Governance, risk, and compliance is the fourth function of her security department. This team covers more of the non-technical aspect of security. “This is the process and people part. They provide employee security awareness and training for our employees,” Heins explains. “They write policies and keep our policies up to date and they perform risk assessments of our third parties.”

The fifth team in her security department is security architecture. This team is responsible for ensuring the security tools and all the other tools meet security requirements. “They make sure we have a good, secure architecture for how our systems are set up,” Heins says. They are also providing expertise on ChenMed’s path to adopting AI.

“Cyera is proud to collaborate with Janet at ChenMed, a leader driving transformative data protection in healthcare” says Brian Bagwell, Account Executive at Cyera. “Her strategic vision and commitment to compliance and innovation empower a resilient, patient-centric security program that exemplifies best practices and sets the pace for modern healthcare data security.”

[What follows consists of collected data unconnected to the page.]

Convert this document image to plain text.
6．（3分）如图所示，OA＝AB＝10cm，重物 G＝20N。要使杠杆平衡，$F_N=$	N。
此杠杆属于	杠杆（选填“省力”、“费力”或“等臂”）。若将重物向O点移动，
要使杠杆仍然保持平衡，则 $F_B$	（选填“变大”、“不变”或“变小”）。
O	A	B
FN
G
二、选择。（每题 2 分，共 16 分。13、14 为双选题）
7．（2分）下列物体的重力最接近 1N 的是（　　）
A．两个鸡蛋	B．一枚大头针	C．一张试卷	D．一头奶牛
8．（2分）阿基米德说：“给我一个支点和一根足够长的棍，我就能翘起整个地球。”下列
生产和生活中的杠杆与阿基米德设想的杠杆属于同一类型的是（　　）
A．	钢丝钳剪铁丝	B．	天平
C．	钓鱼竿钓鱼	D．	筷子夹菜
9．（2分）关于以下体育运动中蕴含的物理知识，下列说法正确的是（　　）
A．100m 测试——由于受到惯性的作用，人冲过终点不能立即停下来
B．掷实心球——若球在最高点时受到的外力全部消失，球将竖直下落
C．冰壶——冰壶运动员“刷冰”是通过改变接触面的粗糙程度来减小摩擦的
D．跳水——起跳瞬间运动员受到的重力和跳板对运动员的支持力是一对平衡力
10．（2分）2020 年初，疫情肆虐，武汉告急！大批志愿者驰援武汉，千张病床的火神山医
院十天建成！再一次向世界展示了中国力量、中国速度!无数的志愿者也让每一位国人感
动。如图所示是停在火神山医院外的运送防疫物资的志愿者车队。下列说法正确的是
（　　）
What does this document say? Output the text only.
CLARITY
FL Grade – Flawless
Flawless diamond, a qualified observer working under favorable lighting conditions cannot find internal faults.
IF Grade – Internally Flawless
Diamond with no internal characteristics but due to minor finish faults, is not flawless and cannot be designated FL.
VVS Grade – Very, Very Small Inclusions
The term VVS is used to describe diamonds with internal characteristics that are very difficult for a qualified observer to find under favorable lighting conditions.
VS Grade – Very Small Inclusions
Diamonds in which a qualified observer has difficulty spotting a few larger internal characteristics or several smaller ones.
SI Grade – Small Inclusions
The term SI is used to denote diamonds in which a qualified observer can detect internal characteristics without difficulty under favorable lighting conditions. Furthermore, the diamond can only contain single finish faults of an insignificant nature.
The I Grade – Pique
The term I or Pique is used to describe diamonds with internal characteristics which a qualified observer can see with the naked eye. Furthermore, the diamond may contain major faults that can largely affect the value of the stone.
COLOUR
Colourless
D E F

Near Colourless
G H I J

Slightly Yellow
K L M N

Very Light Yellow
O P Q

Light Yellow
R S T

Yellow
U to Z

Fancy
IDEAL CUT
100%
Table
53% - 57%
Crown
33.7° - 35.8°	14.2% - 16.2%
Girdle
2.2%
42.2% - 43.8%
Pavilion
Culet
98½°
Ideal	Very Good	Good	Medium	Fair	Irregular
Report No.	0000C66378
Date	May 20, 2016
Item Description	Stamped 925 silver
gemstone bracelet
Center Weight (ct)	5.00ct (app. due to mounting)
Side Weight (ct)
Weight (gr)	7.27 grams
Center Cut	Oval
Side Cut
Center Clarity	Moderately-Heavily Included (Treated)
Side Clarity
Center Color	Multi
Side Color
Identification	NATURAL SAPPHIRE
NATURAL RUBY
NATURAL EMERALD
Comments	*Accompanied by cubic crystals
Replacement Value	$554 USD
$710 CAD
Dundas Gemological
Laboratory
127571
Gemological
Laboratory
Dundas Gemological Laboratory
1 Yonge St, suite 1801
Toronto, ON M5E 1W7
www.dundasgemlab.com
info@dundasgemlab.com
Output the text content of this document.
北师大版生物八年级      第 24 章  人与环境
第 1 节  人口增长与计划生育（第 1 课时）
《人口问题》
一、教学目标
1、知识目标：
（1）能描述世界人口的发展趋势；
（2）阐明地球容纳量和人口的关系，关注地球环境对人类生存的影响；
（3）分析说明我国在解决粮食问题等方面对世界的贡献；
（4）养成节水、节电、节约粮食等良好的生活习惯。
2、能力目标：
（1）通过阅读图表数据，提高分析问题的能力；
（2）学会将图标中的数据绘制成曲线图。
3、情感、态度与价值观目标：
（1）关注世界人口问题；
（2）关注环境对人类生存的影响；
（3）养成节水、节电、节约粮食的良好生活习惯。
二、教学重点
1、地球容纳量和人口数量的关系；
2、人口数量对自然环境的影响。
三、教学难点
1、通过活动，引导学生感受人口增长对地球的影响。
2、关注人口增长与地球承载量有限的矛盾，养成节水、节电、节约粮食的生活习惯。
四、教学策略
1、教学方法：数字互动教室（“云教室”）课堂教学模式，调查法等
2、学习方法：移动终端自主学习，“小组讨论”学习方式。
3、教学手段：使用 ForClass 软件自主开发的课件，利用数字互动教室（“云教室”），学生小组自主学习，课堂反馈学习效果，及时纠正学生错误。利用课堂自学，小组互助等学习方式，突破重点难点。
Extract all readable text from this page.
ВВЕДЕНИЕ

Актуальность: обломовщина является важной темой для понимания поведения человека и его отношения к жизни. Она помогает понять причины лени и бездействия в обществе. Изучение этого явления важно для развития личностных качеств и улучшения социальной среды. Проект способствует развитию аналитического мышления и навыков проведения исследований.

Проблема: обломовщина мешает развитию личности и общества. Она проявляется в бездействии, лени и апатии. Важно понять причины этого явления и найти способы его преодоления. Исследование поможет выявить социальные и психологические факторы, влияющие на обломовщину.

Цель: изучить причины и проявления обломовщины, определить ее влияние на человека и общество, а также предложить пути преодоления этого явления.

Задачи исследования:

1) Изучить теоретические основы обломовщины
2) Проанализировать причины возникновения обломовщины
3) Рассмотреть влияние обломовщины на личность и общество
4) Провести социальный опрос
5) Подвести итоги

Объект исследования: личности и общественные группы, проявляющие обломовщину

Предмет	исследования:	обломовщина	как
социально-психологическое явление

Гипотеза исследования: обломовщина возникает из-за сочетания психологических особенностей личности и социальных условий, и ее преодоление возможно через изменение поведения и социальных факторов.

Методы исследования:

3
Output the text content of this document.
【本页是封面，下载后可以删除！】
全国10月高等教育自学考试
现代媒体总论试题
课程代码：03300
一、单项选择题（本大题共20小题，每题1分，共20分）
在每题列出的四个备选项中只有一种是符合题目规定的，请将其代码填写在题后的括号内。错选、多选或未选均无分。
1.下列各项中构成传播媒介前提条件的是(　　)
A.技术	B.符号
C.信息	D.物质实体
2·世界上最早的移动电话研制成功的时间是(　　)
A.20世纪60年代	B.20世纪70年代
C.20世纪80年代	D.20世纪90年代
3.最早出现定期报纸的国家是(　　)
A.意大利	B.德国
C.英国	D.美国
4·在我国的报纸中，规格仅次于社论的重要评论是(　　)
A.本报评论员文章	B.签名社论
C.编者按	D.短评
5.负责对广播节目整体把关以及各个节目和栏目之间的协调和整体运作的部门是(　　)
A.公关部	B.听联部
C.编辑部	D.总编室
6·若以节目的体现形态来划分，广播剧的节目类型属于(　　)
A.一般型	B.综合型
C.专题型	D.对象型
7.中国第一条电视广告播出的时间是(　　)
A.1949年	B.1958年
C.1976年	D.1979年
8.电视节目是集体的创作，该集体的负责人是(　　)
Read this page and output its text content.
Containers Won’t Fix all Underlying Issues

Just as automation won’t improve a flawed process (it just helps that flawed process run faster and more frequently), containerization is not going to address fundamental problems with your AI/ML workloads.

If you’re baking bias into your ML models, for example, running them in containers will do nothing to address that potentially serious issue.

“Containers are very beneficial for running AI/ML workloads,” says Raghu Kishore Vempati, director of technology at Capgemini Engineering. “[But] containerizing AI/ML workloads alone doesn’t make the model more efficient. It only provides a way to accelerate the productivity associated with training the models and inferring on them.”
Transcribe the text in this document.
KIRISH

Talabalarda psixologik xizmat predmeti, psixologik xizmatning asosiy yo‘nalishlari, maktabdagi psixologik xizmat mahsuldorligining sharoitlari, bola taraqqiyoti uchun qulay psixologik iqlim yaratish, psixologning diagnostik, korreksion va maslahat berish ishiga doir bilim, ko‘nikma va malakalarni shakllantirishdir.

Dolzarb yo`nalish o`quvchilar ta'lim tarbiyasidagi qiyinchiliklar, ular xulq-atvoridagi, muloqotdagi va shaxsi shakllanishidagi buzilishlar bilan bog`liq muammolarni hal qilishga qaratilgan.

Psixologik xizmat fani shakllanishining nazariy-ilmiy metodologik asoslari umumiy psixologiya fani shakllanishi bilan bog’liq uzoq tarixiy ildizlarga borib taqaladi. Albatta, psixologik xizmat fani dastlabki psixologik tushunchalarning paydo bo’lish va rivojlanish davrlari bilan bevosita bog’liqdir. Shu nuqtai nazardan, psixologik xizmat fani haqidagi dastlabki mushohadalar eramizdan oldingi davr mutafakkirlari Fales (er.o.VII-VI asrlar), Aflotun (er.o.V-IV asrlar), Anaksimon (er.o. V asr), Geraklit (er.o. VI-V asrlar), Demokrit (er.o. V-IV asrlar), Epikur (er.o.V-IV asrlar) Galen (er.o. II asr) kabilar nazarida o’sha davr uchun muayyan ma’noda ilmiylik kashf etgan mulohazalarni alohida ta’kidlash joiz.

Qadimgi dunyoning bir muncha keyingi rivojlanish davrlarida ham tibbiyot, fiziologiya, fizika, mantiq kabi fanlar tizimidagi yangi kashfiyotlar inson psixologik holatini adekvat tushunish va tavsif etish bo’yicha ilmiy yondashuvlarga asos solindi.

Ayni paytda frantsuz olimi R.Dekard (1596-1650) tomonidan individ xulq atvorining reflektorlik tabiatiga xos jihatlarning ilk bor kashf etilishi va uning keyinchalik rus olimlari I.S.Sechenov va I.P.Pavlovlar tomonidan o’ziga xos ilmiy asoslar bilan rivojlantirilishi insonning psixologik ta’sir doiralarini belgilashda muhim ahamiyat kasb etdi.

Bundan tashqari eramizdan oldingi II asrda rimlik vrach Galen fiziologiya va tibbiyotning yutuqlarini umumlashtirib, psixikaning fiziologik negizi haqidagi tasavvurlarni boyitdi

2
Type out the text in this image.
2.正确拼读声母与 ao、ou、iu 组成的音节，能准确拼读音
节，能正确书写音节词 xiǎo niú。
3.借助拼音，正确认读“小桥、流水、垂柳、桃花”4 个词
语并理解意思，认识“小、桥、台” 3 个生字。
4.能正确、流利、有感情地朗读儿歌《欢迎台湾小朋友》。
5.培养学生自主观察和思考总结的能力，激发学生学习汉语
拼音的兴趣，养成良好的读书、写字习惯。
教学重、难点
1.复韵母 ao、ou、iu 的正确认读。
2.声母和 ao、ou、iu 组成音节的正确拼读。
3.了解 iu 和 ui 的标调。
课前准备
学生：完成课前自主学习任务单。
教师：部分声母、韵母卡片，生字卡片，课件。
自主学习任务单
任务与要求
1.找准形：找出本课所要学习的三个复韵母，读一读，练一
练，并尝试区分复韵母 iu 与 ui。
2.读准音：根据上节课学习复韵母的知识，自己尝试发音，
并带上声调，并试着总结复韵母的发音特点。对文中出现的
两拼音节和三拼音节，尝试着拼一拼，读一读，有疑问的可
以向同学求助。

Heins calls her leadership style “adaptable,” tailoring it to whom and what she’s dealing with. When the entire team is together, her focus is strategic. “This is when I like to be more visionary, collaborating on where we’re trying to get to, and how we’re going to get there. Laying that pavement down in front of the team so they can see the path ahead,” the CISO says. In one-on-one situations, Heins is intentional about delegating, allowing team members the opportunity to grow. “By letting go of things, by handing them off to someone else to be responsible, it gives them an opportunity to stretch into something they haven’t done before,” she says.

The dynamic nature of information security guarantees that Heins’s security department is always in flux. She says at any given time they have several initiatives in flight. Her department is always looking for opportunities to fully utilize existing security tools to ensure she’s getting full benefit from what’s been paid for, or creating or modifying security processes to strengthen her department’s security maturity.

Looking back on her career in information security, Heins thinks about and values the connections she’s made with her fellow CISOs. “There’s a lot of us in the CISO role in healthcare, and we stay connected,” Heins shares. These connections help her and other security leaders maintain a forward-thinking environment. “We feed off each other and we assist each other. We have a community where we can pop in and help each other out.” Heins continues, “I feel having cross-industry exposure gives you that. By knowing what’s the same across industry and what’s different across industry, makes it easier to tease out the true uniqueness and the true competitive advantage, and ultimately the ability to properly protect what is valuable.”